Dr. Jha is likewise clear in his opinion that justice isn’t cheap, because safety costs money:
The mob problem faced by doctors in India won’t be cheap to solve. The government must invest a fair amount in courts, medical malpractice insurance, and hospital infrastructure. Due process is expensive. Safety costs.
But there’s a second part of his posting that also caught my eye, and that was the assumptions that he used about costs, particularly with respect to medical malpractice. He used at least three well-worn tropes, just assuming them to be true:
The United States is famously litigious, particularly in medical malpractice, where millions are awarded for bad patient outcomes which may or may not be caused by negligence.

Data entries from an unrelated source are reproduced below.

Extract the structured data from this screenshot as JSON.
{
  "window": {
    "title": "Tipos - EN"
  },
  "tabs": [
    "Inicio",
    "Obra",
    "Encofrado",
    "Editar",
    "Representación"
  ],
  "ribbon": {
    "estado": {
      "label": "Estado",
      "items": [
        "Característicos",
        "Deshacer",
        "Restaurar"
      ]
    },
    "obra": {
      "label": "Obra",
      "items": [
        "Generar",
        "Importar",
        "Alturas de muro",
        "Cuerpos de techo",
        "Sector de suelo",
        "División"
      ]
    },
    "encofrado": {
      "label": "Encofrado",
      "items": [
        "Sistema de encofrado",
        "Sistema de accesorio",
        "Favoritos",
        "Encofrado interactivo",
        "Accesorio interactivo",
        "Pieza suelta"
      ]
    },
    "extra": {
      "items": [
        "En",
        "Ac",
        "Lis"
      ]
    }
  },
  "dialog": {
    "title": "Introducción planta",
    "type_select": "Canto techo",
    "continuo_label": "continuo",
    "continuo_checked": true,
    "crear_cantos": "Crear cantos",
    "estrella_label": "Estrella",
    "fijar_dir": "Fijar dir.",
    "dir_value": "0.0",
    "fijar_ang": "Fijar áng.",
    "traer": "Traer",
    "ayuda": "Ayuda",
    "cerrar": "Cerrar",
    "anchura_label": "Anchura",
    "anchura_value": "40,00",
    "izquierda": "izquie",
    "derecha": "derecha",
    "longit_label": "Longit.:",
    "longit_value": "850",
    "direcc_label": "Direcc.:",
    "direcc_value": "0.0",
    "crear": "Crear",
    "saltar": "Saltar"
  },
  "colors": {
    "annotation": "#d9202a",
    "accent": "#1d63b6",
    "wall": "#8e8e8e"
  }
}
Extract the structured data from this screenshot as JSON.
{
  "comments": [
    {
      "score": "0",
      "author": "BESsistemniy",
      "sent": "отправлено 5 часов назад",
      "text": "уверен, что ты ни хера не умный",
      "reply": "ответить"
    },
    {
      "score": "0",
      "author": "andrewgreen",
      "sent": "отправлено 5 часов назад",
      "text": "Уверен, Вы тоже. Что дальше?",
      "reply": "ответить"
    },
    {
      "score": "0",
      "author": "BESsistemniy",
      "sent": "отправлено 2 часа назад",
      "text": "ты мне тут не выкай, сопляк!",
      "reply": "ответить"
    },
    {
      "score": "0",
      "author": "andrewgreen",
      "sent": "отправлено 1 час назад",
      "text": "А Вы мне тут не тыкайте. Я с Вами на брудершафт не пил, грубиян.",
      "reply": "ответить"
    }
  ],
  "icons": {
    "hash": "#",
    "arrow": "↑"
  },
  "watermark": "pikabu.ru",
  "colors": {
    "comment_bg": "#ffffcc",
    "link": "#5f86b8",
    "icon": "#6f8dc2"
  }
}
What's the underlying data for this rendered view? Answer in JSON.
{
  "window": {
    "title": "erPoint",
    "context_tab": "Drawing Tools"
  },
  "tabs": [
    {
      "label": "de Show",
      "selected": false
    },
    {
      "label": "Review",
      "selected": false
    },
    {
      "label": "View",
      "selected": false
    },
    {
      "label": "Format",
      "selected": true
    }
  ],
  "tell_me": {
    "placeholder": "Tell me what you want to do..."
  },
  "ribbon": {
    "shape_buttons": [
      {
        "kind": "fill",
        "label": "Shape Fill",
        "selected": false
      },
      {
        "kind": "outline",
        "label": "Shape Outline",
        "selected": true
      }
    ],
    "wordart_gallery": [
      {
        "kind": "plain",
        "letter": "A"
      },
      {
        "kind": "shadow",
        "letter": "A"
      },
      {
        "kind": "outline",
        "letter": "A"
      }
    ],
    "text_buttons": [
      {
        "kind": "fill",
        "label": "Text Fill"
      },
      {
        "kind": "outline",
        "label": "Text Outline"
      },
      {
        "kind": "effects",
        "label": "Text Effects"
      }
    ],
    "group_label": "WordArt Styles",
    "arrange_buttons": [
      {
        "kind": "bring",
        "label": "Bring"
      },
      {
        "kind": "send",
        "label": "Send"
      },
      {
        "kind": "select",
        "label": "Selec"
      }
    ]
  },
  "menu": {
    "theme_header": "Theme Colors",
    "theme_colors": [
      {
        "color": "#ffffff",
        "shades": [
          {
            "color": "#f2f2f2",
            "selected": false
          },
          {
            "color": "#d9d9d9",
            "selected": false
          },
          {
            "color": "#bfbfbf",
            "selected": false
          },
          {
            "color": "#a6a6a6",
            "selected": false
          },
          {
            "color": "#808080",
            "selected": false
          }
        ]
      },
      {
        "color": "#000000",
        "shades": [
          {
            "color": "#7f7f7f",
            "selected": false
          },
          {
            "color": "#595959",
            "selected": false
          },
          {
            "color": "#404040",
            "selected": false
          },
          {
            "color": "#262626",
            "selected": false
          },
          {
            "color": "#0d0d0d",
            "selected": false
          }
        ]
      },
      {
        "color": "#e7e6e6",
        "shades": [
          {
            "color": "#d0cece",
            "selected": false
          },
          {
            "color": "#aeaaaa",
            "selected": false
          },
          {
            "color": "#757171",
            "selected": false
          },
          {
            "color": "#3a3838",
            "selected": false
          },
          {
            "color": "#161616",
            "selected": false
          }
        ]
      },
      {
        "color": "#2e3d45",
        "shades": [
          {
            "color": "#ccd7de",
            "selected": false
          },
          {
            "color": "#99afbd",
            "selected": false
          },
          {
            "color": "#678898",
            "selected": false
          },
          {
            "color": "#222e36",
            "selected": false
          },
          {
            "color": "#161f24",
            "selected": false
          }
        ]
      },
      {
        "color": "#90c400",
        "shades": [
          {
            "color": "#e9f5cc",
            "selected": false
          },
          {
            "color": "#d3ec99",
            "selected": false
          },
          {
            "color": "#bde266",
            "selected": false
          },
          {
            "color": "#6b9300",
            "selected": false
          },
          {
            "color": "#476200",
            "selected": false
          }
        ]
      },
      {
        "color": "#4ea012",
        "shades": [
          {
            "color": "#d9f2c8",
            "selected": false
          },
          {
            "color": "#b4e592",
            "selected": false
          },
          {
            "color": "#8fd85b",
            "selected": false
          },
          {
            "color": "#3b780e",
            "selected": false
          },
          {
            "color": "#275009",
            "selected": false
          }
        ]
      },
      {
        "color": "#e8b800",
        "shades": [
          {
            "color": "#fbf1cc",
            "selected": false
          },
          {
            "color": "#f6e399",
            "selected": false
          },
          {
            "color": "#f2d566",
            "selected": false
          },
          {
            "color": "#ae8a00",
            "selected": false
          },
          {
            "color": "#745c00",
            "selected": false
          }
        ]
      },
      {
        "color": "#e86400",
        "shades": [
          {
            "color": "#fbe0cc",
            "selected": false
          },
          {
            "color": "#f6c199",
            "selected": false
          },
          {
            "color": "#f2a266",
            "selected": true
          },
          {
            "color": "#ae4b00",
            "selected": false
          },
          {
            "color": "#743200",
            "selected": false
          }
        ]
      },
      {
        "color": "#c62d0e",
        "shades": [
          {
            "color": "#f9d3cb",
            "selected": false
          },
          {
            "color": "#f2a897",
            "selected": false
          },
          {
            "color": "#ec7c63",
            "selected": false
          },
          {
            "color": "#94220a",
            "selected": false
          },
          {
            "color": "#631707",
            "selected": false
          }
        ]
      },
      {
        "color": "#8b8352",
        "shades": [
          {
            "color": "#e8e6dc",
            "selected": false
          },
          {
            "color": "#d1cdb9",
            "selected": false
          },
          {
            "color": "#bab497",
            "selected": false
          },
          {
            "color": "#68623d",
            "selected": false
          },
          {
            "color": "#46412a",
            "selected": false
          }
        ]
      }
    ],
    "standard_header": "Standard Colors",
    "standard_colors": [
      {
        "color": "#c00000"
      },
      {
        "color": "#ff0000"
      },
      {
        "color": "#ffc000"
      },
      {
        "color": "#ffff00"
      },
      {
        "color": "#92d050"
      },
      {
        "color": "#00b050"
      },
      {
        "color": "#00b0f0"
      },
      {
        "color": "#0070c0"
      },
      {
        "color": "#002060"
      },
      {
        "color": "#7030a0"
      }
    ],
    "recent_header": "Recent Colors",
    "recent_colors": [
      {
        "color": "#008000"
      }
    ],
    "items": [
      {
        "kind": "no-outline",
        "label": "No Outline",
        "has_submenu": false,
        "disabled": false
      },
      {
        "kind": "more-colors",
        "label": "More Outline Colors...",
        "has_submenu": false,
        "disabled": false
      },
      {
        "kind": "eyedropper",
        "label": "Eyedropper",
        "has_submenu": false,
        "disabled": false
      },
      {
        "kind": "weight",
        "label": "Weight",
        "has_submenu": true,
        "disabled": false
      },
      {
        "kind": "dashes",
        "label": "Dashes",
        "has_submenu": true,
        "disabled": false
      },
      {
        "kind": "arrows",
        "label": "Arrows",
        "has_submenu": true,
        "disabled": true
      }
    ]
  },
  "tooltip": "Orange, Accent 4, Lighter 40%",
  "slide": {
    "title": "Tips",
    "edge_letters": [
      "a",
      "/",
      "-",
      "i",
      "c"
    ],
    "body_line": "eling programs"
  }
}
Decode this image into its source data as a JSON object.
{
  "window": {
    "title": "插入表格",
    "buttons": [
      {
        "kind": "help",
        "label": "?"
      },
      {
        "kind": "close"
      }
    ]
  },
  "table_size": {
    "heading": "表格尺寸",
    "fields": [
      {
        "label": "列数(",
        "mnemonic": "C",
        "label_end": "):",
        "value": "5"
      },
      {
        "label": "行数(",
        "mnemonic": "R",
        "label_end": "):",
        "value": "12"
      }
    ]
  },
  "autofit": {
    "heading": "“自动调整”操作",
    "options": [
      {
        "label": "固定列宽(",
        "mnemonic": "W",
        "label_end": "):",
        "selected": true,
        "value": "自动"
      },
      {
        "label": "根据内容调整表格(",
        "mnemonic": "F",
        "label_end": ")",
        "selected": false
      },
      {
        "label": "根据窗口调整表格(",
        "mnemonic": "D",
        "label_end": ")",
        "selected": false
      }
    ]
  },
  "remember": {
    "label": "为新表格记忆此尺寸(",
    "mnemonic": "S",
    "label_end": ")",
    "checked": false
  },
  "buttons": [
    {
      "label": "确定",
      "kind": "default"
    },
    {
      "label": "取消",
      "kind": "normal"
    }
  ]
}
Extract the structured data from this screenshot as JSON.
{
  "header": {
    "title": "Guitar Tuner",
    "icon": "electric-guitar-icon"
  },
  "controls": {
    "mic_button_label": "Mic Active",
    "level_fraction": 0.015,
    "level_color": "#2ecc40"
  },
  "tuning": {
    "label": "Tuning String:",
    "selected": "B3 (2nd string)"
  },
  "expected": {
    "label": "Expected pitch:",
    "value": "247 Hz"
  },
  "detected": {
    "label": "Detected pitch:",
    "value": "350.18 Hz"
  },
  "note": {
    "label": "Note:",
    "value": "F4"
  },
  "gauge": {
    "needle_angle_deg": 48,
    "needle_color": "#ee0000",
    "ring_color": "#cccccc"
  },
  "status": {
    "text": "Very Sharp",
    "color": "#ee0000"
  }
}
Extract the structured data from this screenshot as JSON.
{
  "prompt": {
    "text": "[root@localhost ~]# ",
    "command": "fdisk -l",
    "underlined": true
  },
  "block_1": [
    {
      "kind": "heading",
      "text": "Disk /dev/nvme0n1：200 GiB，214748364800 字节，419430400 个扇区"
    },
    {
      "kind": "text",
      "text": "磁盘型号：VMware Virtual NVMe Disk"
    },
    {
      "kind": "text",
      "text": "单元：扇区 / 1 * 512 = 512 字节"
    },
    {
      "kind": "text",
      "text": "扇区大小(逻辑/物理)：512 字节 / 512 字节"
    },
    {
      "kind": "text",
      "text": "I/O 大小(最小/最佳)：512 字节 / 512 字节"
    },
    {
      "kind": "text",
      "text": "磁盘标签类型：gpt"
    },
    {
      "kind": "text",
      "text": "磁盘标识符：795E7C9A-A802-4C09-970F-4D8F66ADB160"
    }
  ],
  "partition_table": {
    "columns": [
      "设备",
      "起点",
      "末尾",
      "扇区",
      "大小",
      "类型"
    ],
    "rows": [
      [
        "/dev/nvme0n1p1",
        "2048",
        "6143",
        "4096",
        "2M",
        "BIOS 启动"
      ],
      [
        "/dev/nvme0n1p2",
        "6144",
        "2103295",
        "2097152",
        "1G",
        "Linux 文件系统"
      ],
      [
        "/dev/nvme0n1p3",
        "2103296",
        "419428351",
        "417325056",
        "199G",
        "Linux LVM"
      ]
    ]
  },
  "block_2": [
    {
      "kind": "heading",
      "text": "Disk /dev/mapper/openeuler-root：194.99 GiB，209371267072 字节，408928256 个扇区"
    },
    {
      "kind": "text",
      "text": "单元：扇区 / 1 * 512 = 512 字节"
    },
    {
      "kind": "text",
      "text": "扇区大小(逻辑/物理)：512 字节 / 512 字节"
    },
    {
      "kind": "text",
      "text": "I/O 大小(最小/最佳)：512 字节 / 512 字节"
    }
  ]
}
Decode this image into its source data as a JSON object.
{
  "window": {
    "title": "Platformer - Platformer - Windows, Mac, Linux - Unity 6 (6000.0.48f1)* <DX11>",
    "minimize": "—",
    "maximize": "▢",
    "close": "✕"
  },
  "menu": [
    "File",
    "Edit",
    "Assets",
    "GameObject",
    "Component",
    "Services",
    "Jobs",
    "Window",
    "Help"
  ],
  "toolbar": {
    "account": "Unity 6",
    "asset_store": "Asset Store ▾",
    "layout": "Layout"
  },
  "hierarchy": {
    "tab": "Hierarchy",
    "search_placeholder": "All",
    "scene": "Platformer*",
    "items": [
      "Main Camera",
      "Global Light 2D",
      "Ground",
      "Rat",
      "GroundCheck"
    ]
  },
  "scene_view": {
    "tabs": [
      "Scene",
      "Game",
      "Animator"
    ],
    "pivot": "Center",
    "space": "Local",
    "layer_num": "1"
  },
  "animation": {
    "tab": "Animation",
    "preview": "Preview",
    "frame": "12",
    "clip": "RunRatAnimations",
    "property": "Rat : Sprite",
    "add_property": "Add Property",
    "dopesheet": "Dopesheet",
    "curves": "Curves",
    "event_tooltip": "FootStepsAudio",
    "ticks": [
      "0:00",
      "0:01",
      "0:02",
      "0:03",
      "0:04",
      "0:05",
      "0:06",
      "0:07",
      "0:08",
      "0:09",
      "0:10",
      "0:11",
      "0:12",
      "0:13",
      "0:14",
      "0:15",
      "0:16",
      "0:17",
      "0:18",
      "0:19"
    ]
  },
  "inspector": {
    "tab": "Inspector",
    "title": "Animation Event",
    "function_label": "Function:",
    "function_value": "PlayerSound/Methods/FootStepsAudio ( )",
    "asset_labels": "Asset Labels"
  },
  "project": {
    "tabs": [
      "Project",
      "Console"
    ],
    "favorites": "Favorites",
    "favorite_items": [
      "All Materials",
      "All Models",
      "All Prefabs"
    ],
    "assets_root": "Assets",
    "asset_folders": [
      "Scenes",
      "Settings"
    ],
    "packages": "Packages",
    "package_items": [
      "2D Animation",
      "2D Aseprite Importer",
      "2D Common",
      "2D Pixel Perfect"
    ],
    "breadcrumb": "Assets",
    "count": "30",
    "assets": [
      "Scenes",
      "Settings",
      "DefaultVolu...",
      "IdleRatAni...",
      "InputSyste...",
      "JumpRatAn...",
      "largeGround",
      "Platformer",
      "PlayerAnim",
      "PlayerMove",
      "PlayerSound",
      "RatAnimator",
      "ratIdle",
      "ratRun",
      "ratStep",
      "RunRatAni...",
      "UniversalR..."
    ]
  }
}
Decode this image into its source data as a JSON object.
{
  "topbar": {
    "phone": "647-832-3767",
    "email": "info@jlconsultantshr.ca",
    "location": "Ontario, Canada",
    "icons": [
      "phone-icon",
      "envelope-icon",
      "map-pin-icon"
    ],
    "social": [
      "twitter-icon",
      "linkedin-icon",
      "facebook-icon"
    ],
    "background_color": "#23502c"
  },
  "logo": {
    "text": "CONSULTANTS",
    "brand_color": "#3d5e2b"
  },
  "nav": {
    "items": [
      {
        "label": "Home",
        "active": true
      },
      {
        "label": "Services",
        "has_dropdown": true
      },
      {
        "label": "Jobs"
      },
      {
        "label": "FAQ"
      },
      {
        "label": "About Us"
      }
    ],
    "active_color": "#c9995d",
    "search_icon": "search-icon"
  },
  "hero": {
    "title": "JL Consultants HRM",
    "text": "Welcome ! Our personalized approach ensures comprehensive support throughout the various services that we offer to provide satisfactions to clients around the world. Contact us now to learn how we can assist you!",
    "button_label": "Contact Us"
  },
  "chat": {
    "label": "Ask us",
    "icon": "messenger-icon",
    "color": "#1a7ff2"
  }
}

This one statement isn’t accurate on multiple levels. First, one really can’t bring small medical malpractice cases because cases are expensive to bring. By definition complex cases must be larger than simpler matters. Who’s going to risk $50,000 in expenses and a couple hundred hours of time on a case with a $100,000 value? For smaller matters, the medical community enjoys de facto immunity.
Second, money doesn’t get awarded for cases not caused by negligence. While a jury may, from time to time award damages on insufficient proof (and, conversely, sometimes tosses out a case despite overwhelming proof) a judge can toss that verdict if the facts aren’t there to support it. And after that, there’s an appellate court to do the same. There are, therefore, two additional layers of protection against what Dr. Jha merely assumes to be true.
Next up is the trope about “defensive medicine” driving up costs due to the fear of litigation:
The net effect of litigation is defensive medicine where doctors over-order tests to avoid lawsuits. Defensive medicine has made healthcare costlier.
This was demonstrated in an empirical study to be false. In 2003 Texas passed a law that capped malpractice payments at a paltry $250,000, with the predicable result that fewer cases were brought and that doctors would feel “safer.”
So fewer “unnecessary tests,” right? Less “defensive medicine?” Wrong. Medicare spending in Texas went up 13% more quickly per beneficiary than the national average. The idea that fear of malpractice cases was a driver of increased medical costs was demonstrably false.
America, unlike every other westernized country, doesn’t have universal medicine. It is fee for service. There is a financial incentive to order more tests. Whether that is a driver of our escalating health care costs I don’t know, but it certainly isn’t a fear of malpractice suits, which are just 2.4% of our overall healthcare costs.
So, in response to Dr. Jha, you got it partly right, in that a functioning and trustworthy justice system beats the hell out of vigilante justice (which has its own costs). And it makes society safer. But you missed the mark on some of your underlying assumptions about our justice system. Those well-worn tropes that you (and many others) use is something to rethink.